Thursday, February 25, 2010

'Compton Cookout'? Not the Racial 'Crisis' it's Cracked Up to Be

At the Los Angeles Times, "Students Walk Out of UC San Diego Teach-In." The first thing I noticed is the tears streaming down the young woman's face. What's causing her so much pain? It's hard to see at the screencap, so look closely at the original image.

At issue was an off-campus party thrown by a fraternity and promoted as a "Compton Cookout." Women were invited to attend as "'ghetto chicks' with gold teeth, cheap clothes and 'short, nappy hair'."

Now this is not something I would organize, sponsor, or endorse, but as distasteful as the "Compton Cookout" appears, it's seen more as a catalyst of racial outrage for percieved slights and injustices. As the Times reports:

The controversial party, she and others contended, was just the spark that ignited long-simmering ethnic tensions on the campus.

According to UC systemwide data, UC San Diego enrolled the smallest number of black freshmen last fall of any of the nine undergraduate campuses, 46 students out of a class of 3,749. Overall, officials say, about 1.6% of the campus' 23,143 undergraduates are African American, among the lowest percentages in the UC system.

And while I have little affinity for Earl Ofari Hutchinson's politics, he suggests that the frat party was not only organized by white and non-white students, but was an artifact of the wider culture:
The Compton cookout, of course, was the boneheaded stunt by a handful of white and non-white students at an off campus to mock, poke fun at, and revel in what's presumed to be the sway and swagger of ghetto life. There's a problem, actually, two problems with this. The air head students couldn't conjure this up from whole cloth. They aren't that imaginative. They lifted the wording for the invitation for the cookout from the online Urban Dictionary web site. The site has parlayed an online commercial empire out of irreverent lampooning of slang words and phrases, and then hustling some slang laced products at a pretty penny. There are nine Compton cookout mugs, banners, tee shirts and mouse pads scrawled with inscriptions and jive talk on the items, some with a hefty price tag. There's also evidence that the UCSD racial spoofery is not isolated, that students at other campuses have had their own versions of Compton Cookouts.

"Naw, `hoe' is short for honey." (Dr. Dre, "Housewife")

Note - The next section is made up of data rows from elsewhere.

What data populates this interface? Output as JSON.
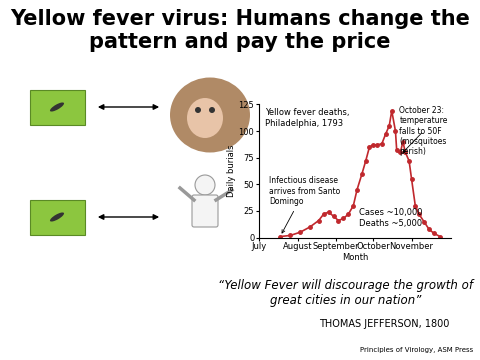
{
  "slide": {
    "title": "Yellow fever virus: Humans change the pattern and pay the price",
    "quote": "“Yellow Fever will discourage the growth of great cities in our nation”",
    "attribution": "THOMAS JEFFERSON, 1800",
    "credit": "Principles of Virology, ASM Press"
  },
  "chart_data": {
    "type": "line",
    "title": "Yellow fever deaths, Philadelphia, 1793",
    "x_label": "Month",
    "y_label": "Daily burials",
    "x": [
      17,
      25,
      33,
      41,
      48,
      52,
      56,
      60,
      64,
      68,
      72,
      76,
      79,
      83,
      86,
      89,
      92,
      95,
      99,
      102,
      105,
      107,
      110,
      111,
      114,
      116,
      118,
      121,
      123,
      126,
      129,
      133,
      137,
      141,
      146
    ],
    "values": [
      1,
      2,
      5,
      10,
      16,
      22,
      24,
      20,
      16,
      18,
      22,
      30,
      45,
      60,
      72,
      85,
      87,
      87,
      88,
      97,
      105,
      119,
      100,
      82,
      80,
      90,
      80,
      72,
      55,
      30,
      22,
      15,
      8,
      4,
      1
    ],
    "color": "#c0282d",
    "marker": "circle",
    "line_style": "solid",
    "xlim": [
      0,
      155
    ],
    "xticks": [
      {
        "value": 0,
        "label": "July"
      },
      {
        "value": 31,
        "label": "August"
      },
      {
        "value": 62,
        "label": "September"
      },
      {
        "value": 92,
        "label": "October"
      },
      {
        "value": 123,
        "label": "November"
      }
    ],
    "ylim": [
      0,
      125
    ],
    "yticks": [
      0,
      25,
      50,
      75,
      100,
      125
    ],
    "annotations": [
      {
        "text": "Infectious disease arrives from Santo Domingo",
        "x": 17
      },
      {
        "text": "October 23: temperature falls to 50F (mosquitoes perish)",
        "x": 114
      }
    ],
    "notes": [
      "Cases ~10,000",
      "Deaths ~5,000"
    ]
  }
}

That's the minor problem. The bigger problem is that Urban Dictionary, as the UCSD students, couldn't conjure up the Compton Cookout inanity from whole cloth either. They've had overgenerous help from the endless parade of gangster rappers, some black filmmakers, and comedians continue to routinely reduce young black women to "stuff," "bitches" and "hoes." Their contempt reinforces the slut image of black women and sends the message that violence, mistreatment and verbal abuse of black women are socially acceptable. Despite lawsuits, protests and boycotts by women's groups, gangster-themed films and rap music still top the popularity charts. Hollywood and music companies rake in small fortunes off them, and so do a few rappers.
And here's this from Jusneet Beasley of Marshall College:
Obviously, PIKE [Pi Kappa Alpha] is made up of entitled young WASPs who just want to get fucked up and have fun. Instead of protesting some insignificant fraternity’s barbecue bash, I believe that concerned UCSD administrators should focus their attention on real problems that the student body can endeavor to change. We, as a generation, see how the American political system is failing due to outdated bipartisanship. But instead of encouraging the student body to come together to protest and make real change, the administration has resorted to sending e-mails condemning inappropriate frat parties. Grow up, UCSD.
But all of this is unimportant to the race-mongering grievance industry. Just today 17 students were arrested at UCI during a sit-in protesting the "‘Compton Cookout’ incident at UC San Diego ..."

The frat party was in bad form, but it's not the real reason for the cries of "racism." Those are found way deeper in the victimology culture that chains down black Americans in the left's self-segregating culture of under-achievement and blame.

It's time to lift up the race, not beat it down further by inflamming manufactured outrages that mask larger issues internal to black Americans and their culture.